Key Study: Grant et al. (2008) – Treating Gambling Disorder
Aim: To investigate the effectiveness of the opioid antagonist **Naltrexone** compared to a placebo in treating **pathological gambling**.
- Participants/Procedure: Participants with gambling disorder were given either Naltrexone (a drug that blocks pleasure receptors), a drug called Parnate, or a placebo (a sugar pill). The study used a double-blind procedure (neither participants nor researchers knew who got which drug). Gambling severity was measured using the Yale-Brown Obsessive Compulsive Scale modified for Pathological Gambling (PG-YBOCS).
- Results: Naltrexone significantly reduced gambling behaviour compared to the placebo group. Participants who reported greater severity of symptoms responded better to Naltrexone.
- Conclusion: Opioid antagonists are an effective biological treatment for reducing the symptoms of pathological gambling, suggesting that the disorder is related to underlying neurobiological mechanisms (the reward system).
B. Psychological (Cognitive-Behavioural) Therapies
1. Covert Sensitisation
This therapy uses the power of imagination (covert = hidden/imagined) to create a negative association with the impulsive behaviour. It's a classical conditioning technique.
How it works (Step-by-step):
- The client relaxes and imagines the sequence of events leading up to the impulse (e.g., seeing the desired item, feeling the tension build).
- At the critical moment just before the act, the therapist instructs the client to imagine a deeply unpleasant, aversive consequence (e.g., feeling overwhelmingly nauseous, being violently sick, being caught and publicly humiliated).
- The client imagines the relief and escape *only* when they stop the impulsive act.
*Example Study: Glover (1985)* used covert sensitisation successfully to treat a 56-year-old woman with kleptomania. The imagined negative stimulus was nausea and vomiting. She showed reduced urges and symptom improvement after 19 months.
2. Imaginal Desensitisation
This technique focuses on teaching the client to cope with and reduce the tension/arousal *without* resorting to the harmful behaviour.
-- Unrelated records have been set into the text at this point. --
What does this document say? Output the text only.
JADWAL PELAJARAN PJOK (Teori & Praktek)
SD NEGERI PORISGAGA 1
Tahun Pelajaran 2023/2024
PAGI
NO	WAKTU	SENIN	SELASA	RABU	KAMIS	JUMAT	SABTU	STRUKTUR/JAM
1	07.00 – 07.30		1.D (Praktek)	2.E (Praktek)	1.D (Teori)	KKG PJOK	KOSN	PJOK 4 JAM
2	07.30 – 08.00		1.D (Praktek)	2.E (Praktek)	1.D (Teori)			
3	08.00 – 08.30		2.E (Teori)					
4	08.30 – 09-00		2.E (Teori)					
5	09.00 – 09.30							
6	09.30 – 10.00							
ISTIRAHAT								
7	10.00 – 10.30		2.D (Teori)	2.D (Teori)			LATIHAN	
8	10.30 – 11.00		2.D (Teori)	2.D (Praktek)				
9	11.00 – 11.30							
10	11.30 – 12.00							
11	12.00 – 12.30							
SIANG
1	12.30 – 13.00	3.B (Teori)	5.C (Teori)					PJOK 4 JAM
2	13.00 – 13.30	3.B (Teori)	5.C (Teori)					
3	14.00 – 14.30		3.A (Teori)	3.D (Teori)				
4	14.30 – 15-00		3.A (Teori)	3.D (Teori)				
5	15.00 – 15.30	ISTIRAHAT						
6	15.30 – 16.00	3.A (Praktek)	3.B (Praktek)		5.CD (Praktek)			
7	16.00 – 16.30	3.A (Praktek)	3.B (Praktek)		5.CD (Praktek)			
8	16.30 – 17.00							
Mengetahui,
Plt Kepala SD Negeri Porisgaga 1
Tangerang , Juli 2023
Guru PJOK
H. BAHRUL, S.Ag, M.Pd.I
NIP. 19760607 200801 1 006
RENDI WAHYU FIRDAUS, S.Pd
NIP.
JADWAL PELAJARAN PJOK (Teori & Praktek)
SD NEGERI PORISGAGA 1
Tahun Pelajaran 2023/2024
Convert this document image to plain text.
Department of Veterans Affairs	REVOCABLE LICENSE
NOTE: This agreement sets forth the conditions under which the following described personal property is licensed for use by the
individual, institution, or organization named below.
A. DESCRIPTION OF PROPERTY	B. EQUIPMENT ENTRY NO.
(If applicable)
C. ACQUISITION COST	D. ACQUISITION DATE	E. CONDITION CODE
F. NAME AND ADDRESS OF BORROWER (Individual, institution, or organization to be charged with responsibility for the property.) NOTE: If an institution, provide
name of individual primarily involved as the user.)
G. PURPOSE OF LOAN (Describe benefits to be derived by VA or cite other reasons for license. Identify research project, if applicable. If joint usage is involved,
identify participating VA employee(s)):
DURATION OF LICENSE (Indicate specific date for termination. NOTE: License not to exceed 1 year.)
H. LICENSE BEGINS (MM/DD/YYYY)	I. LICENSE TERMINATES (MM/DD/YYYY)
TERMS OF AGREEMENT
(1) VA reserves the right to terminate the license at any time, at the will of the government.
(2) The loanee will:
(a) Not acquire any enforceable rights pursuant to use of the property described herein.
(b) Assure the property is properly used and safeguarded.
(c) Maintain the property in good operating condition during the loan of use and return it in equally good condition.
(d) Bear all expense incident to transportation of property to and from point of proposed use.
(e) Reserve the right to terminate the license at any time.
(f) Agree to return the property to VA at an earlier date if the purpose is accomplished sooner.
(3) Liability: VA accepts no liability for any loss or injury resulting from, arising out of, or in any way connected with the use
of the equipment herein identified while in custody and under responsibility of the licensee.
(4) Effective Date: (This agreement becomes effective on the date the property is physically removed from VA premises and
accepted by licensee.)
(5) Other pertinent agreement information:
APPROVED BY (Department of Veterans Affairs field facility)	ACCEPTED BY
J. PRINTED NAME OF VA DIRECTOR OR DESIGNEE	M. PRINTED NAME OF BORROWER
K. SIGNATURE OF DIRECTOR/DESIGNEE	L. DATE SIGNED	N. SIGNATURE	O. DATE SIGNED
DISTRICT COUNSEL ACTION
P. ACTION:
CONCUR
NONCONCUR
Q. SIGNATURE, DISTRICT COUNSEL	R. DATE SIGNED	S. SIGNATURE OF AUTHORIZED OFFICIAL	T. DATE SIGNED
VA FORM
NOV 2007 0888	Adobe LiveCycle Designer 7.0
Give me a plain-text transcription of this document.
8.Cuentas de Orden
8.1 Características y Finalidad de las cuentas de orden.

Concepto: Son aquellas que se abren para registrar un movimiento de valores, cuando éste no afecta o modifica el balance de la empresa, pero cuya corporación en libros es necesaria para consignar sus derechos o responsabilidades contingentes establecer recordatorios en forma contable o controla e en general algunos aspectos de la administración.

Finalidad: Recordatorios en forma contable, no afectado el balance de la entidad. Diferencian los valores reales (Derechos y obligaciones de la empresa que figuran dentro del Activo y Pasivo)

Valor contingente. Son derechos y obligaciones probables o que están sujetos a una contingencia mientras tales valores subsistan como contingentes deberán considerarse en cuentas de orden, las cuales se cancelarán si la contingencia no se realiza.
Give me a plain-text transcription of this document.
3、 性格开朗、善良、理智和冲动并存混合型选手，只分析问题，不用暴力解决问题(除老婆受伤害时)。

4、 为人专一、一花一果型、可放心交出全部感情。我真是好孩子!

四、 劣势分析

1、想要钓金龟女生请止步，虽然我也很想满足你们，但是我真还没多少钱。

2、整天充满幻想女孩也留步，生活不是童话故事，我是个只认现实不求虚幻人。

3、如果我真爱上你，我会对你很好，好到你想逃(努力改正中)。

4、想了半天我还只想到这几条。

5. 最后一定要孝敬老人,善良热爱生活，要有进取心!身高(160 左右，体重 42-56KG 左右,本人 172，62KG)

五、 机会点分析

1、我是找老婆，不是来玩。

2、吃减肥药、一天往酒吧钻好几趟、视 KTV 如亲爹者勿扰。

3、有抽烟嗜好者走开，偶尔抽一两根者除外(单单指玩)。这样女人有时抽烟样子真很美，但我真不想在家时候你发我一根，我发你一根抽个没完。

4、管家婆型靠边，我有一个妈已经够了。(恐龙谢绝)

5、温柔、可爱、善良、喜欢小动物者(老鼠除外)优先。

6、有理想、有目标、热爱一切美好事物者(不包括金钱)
It is closely related to systematic desensitisation used for phobias, but applied to impulses.
How it works:
- The client imagines scenarios where they experience the impulse (e.g., standing next to a gambling machine) but instead of acting on it, they practice **coping responses** (like deep breathing or mental distraction) until the tension subsides.
- The goal is to desensitize them to the arousal, decoupling the impulse from the action.
*Example Study: Blaszczynski and Nower (2003)* used imaginal desensitisation as part of a treatment package for impulse control issues, helping clients relax and manage high-risk situations in their imagination before confronting them in real life.
Key Takeaway: Treatment
Biological treatments (like Naltrexone in Grant et al.) aim to block the pleasure (dopamine/opioid rush). Psychological treatments aim to change associations: Covert Sensitisation creates negative links (aversion), while Imaginal Desensitisation teaches coping mechanisms to manage the tension.